In response, Michigan health workers are working to raise awareness among clinicians that pertussis is more than a childhood disease and stressing the importance of creating a cocoon of protection around children via the immunization of adults, among whom pertussis can seem like little more than a cold. Similar education efforts are at the forefront of response efforts in Onondaga County in upstate New York, where this year’s pertussis cases had reached 100 by late August, compared to 12 cases in 2009.
The majority of cases in Onondaga County are among children ages 9 to 12 years old, many of whom were vaccinated against pertussis but have yet to get a booster shot, according to Cynthia Morrow, MD, MPH, the county’s commissioner of health.
“While we’re still seeing pertussis at high levels, we’re not seeing it in really young infants…which may mean that since we’re protecting adults, we may be protecting infants, but it’s too early to really know,” Morrow told The Nation’s Health.
Morrow said day-to-day efforts to contain the outbreak focus on working with health care providers, preventing transmission via contact investigations and working with laboratories to ensure appropriate testing. Many factors contribute to the reporting of pertussis cases, but Morrow said “there is no doubt in my mind that we are seeing a true increase.”

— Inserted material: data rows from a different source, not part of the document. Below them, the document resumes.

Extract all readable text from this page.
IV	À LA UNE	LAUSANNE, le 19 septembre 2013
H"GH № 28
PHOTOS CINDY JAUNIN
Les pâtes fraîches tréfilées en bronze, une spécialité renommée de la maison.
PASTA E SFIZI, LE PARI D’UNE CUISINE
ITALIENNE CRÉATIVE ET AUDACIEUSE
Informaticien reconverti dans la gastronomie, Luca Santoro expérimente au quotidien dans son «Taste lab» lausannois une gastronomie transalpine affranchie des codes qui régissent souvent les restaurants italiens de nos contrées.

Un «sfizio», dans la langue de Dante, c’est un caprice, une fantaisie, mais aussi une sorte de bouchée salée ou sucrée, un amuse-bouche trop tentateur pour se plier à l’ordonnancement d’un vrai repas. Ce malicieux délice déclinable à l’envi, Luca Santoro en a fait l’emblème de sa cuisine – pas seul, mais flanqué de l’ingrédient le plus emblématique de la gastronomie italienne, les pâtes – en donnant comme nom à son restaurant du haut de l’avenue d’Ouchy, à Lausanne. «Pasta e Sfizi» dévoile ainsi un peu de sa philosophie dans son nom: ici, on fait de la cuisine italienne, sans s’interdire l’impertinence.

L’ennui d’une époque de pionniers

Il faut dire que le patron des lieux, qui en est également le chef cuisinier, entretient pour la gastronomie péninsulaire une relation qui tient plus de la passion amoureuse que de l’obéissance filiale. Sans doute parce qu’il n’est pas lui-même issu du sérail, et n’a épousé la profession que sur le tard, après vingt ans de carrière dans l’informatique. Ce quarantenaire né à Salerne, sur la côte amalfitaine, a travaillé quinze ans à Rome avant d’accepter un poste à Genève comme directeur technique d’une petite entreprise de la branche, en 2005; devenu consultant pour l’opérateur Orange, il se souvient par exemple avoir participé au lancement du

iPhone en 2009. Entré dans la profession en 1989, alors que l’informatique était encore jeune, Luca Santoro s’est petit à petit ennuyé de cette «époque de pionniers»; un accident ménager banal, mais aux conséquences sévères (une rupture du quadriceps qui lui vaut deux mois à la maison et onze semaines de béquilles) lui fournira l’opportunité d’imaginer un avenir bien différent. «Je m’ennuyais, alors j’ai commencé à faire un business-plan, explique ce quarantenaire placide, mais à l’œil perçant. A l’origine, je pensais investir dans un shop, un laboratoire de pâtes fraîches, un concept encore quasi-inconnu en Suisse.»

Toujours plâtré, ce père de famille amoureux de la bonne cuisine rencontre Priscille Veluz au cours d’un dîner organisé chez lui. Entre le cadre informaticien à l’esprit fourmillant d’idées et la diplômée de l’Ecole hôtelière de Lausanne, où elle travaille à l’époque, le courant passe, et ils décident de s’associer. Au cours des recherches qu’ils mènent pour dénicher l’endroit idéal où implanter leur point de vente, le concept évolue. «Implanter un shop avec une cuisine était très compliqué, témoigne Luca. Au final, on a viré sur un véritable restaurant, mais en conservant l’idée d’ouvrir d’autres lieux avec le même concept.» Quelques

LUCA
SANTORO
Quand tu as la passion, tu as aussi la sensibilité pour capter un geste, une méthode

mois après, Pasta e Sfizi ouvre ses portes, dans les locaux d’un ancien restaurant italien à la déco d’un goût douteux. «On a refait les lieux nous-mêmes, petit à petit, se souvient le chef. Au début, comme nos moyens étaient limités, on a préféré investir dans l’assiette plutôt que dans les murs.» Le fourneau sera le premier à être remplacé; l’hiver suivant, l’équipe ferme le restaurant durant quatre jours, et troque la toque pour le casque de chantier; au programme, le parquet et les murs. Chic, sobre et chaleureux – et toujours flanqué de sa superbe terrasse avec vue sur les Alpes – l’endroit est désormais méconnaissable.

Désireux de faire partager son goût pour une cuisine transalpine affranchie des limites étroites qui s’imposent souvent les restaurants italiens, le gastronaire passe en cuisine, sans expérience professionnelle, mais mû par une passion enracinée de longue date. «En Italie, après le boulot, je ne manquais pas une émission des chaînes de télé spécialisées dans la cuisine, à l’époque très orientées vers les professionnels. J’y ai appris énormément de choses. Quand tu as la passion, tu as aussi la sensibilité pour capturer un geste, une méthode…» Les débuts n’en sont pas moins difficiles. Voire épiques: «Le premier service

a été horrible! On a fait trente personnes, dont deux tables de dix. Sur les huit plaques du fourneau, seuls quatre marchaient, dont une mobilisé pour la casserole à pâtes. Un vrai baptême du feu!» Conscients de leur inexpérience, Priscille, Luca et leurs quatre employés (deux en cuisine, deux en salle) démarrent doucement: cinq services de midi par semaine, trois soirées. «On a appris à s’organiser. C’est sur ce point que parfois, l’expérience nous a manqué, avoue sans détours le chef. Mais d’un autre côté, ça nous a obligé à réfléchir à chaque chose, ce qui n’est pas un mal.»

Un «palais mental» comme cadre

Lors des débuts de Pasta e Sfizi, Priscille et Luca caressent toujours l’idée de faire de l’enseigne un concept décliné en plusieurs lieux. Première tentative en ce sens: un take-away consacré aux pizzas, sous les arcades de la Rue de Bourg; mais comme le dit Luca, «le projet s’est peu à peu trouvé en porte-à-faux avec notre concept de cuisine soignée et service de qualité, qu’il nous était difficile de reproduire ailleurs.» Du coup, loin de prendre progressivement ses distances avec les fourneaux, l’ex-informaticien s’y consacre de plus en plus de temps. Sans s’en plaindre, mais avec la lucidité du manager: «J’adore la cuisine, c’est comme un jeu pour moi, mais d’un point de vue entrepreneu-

One challenge with pertussis reporting lies with its diagnosis. Traditional culture tests are still the standard for pertussis, but getting results can take up to a week. Fortunately, more public health labs are now using real-time polymerase chain reaction testing, more simply known as real-time PCR, according to Kathleen Tatti, PhD, a biologist with CDC’s Pertussis and Diphtheria Laboratory. The real-time test, which labs began using in the past several years, can get results in a few hours, she said. But the lack of standardized pertussis testing across public health labs can make it difficult to know the true disease burden, she noted.
“Standardization would definitely help us interpret the results,” said Tatti, who reported that CDC has developed two new diagnostic tests that are even more specific in detecting pertussis.
In South Carolina, James Gibson, MD, MPH, state epidemiologist and director of the state health department’s Bureau of Disease Control, said reported pertussis cases in the state are “far from representative,” with many cases among older residents likely going undetected.
“We know that there are several cases among teens and older people for every one (case of pertussis) identified,” said Gibson, who is an APHA member.
Pertussis is on the rise this year in South Carolina, with 168 cases reported as of June 30. Gibson noted that with cuts in state and federal discretionary funds, it is getting harder to provide vaccines to the state’s underinsured children, even though vaccines are highly cost-effective when compared to treating disease — “it’s a no-brainer from a public health point of view,” he said. Like his public health colleagues nationwide, Gibson said educating health care providers is key.
“Studies show that the most effective way to influence a person to get vaccinated is to make sure their doctor recommends it to them,” he told The Nation’s Health.